A recorrente questionou, com efeito este procedimento – da validade dos averbamentos registados, não diretamente no termo de autenticação, mas antes numa sua certidão.
Como decorre dos autos, o original havia já sido entregue aos interessados e arquivado na competente conservatória onde foi celebrado o casamento.
Competindo ao autor do termo da autenticação fazer a competente retificação, apenas poderia seguir a metodologia adotada.
No fundo fazendo um paralelismo com a previsão contida no nº 4 do artigo 132º ou mesmo do nº 4 do artigo 133º.
Após, remetendo à entidade onde se encontrava arquivado o original a certidão com a anotação do averbamento para arquivo conjunto.
Por último cumpre-nos afastar o argumento da violação do princípio da continuidade dos atos convocado pela recorrente.
Nos termos do artigo 53º do C. Notariado: “1 - A leitura, explicação, outorga e assinatura dos instrumentos devem realizar-se em ato continuado. 2 - Se a leitura, explicação e outorga se não concluírem no dia em que tiverem início, deve consignar-se no instrumento, antes das assinaturas, o dia e a hora da sua conclusão.”
O termo de autenticação foi lido, explicado e assinado em ato continuado, tal qual se extrai do seu teor.
O registo informático foi lavrado no exato mesmo dia em que foi lavrado o termo em questão.
O ato foi concluso observando o princípio da continuidade do ato convocado pela recorrente.
Posteriormente foram lavrados dois averbamentos registados igualmente no sistema informático nos termos que acima já deixámos assinalados e analisados.

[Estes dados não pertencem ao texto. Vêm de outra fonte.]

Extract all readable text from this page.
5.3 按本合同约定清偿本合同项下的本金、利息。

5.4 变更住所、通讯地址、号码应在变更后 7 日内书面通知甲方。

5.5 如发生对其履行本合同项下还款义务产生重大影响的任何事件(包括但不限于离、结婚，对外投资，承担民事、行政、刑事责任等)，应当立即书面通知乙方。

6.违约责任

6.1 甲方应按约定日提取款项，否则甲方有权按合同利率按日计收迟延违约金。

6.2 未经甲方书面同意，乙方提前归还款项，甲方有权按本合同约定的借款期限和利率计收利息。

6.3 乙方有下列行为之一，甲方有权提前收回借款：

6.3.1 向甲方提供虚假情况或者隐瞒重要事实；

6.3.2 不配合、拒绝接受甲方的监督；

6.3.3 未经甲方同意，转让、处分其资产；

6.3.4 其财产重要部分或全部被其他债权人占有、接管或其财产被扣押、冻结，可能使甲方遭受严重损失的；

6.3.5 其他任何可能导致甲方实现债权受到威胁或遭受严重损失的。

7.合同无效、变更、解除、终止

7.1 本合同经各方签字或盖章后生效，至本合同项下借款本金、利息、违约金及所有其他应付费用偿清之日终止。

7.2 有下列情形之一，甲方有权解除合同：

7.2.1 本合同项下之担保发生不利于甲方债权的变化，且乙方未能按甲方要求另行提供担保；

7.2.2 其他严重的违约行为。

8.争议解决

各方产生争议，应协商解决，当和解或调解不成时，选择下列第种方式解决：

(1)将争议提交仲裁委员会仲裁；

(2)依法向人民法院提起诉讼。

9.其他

Mas o ato mantém-se o mesmo.
Improcede, portanto, a invocada violação do princípio da continuidade do ato.
Em suma e pelo exposto conclui-se também pela não verificação dos vícios de nulidade que a recorrente imputou quer à procuração quer ao termo de autenticação.
E assim pela total improcedência do recurso interposto, com a consequente manutenção da decisão recorrida.
***
IV. Decisão.
Pelo exposto, acordam os Juízes do Tribunal da Relação do Porto em confirmar a decisão recorrida, julgando o recurso totalmente improcedente.
Custas pela recorrente.
Porto, 2023-02-27.
Fátima Andrade
Eugénia Cunha
Fernanda Almeida ______________ [1] Cfr. Luís Filipe Pires de Sousa in “Direito Probatório Material” comentado, ed. Almedina 2017, p. 136. [2] Mesmo autor in ob. cit., p. 138. [3] Cujo nº 1 aqui se deixa reproduzido: “Procurações e substabelecimentos 1 - As procurações que exijam intervenção notarial podem ser lavradas por instrumento público, por documento escrito e assinado pelo representado com reconhecimento presencial da letra e assinatura ou por documento autenticado. (…)”.